The main comparison point is whether this becomes a routine mid-term defence or a sharper test of Labour’s standing in the North West. Recent reporting, including The Telegraph on 14 May, argued that Makerfield is “not” one of Labour’s safe seats, while the local and market chatter has centred on the possibility of a high-profile Labour candidate, including Andy Burnham, versus a Reform challenge. That matters because the market’s current pricing appears to assume Labour will field a strong enough candidate and avoid a split on the centre-left. If Burnham or another heavyweight does not enter, the value case shifts towards Reform more than the headline 66% suggests.
Traders should watch three catalysts: the formal by-election timetable, the Labour selection decision, and whether Reform treats the seat as a top target with a national-grade campaign. The market is especially sensitive to candidate announcements because the expected vote share depends heavily on who Labour stands and whether local turnout can be lifted. Any confirmation from the Speaker, Wigan council, or major wire services on the writ date will reduce uncertainty, while credible polling or forecast-model updates could quickly move the price if they show the contest tightening beyond the current consensus.
Methodology
This page reviews Makerfield by-election Winner across five venues. We show live odds for Polymarket-based markets (sourced from the Polygon order book); for other venues we list platform attributes, since the comparable contracts are not exposed via a public API on every venue. Every CTA points at PolyGram — the application we operate, where you trade directly against the Polymarket order book at 0% fees.
Resolution & payout
At resolution the UMA oracle takes over: a proposer posts the outcome with a bond, any token holder can dispute within two hours. Without dispute the result is accepted and the smart contract distributes USDC instantly.
On Kalshi (CFTC-regulated) resolution runs through their in-house clearing engine in USD. Betfair Exchange settles after match end in the account's local currency. Manifold pays no cash — only its in-platform "mana" currency.
FAQ
- Where can I trade this market with the lowest fees?
- On PolyGram, which mirrors the Polymarket order book at 0% fees. Kalshi charges up to 7% per trade; Betfair Exchange takes 2-5% commission on net winnings.

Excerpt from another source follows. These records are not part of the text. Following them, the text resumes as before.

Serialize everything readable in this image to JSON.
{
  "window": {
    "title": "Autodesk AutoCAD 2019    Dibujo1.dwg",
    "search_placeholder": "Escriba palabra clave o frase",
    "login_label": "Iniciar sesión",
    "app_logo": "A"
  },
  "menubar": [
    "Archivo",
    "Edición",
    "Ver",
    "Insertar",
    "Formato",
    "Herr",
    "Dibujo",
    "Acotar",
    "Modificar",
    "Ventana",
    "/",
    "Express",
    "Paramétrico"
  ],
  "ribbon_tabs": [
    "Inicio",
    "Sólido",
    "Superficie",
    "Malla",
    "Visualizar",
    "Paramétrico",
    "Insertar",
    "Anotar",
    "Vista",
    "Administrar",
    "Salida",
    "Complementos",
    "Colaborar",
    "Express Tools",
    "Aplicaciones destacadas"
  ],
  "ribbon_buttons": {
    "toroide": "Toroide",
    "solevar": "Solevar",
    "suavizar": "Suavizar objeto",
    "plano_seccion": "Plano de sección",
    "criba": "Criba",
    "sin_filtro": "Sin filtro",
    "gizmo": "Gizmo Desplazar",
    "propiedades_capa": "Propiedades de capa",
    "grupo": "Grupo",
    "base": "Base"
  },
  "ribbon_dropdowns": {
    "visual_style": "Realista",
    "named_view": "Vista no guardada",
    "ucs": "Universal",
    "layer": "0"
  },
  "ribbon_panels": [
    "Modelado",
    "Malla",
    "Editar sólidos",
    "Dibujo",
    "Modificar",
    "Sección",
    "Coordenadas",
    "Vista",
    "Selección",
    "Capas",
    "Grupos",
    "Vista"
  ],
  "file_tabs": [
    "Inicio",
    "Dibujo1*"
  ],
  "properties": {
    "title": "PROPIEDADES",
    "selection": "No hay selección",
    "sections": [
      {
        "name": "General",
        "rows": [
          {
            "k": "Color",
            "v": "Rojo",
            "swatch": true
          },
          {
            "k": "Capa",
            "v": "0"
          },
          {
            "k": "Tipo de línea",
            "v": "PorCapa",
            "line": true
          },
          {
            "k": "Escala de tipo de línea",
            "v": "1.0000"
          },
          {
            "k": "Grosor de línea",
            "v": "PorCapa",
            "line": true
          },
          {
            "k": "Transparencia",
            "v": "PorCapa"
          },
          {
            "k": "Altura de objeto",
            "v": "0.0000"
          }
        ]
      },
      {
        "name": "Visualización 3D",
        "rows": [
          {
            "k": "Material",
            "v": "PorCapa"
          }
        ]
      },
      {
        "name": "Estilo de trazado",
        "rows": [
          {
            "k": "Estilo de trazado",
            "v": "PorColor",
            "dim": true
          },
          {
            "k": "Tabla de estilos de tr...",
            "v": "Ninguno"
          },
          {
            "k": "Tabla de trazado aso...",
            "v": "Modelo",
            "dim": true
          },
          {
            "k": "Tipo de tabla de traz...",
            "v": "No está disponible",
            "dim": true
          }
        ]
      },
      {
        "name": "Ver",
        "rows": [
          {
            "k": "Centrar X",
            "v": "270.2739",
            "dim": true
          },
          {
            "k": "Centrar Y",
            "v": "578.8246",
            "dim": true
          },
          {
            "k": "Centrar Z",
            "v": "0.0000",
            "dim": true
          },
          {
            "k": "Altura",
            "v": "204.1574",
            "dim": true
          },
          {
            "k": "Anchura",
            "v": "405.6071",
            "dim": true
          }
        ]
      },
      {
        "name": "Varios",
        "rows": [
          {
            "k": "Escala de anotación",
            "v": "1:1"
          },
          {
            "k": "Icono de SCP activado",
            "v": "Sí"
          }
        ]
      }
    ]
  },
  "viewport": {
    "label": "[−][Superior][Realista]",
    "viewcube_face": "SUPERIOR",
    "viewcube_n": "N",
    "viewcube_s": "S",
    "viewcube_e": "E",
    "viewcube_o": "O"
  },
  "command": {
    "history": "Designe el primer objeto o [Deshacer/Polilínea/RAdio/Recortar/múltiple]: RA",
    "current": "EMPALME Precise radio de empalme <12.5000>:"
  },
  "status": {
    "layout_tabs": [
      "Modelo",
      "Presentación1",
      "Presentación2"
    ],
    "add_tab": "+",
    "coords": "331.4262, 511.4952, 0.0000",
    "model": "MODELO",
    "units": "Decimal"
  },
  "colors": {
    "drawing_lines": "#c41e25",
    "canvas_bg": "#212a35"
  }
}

- Is this market available outside the US?
- PolyGram is available in most jurisdictions where Polymarket isn't directly accessible. Polymarket itself is geo-blocked in the US/UK/EU. Always check local regulations.
- What's the difference between YES and NO shares?
- A YES share pays $1.00 if the event happens, $0 otherwise. A NO share pays $1.00 if the event doesn't happen. The market price between 0¢ and 100¢ is the implied probability.
- What does it cost to trade on PolyGram?
- Zero. PolyGram routes every order to the live Polymarket order book; the only cost is the Polygon network fee, typically under $0.01 per transaction.
- How reliable are the quoted odds?
- The YES/NO percentages are the live mid-prices of the Polymarket order book. On deep markets they move every few seconds; on thinner ones you'll see short plateaus.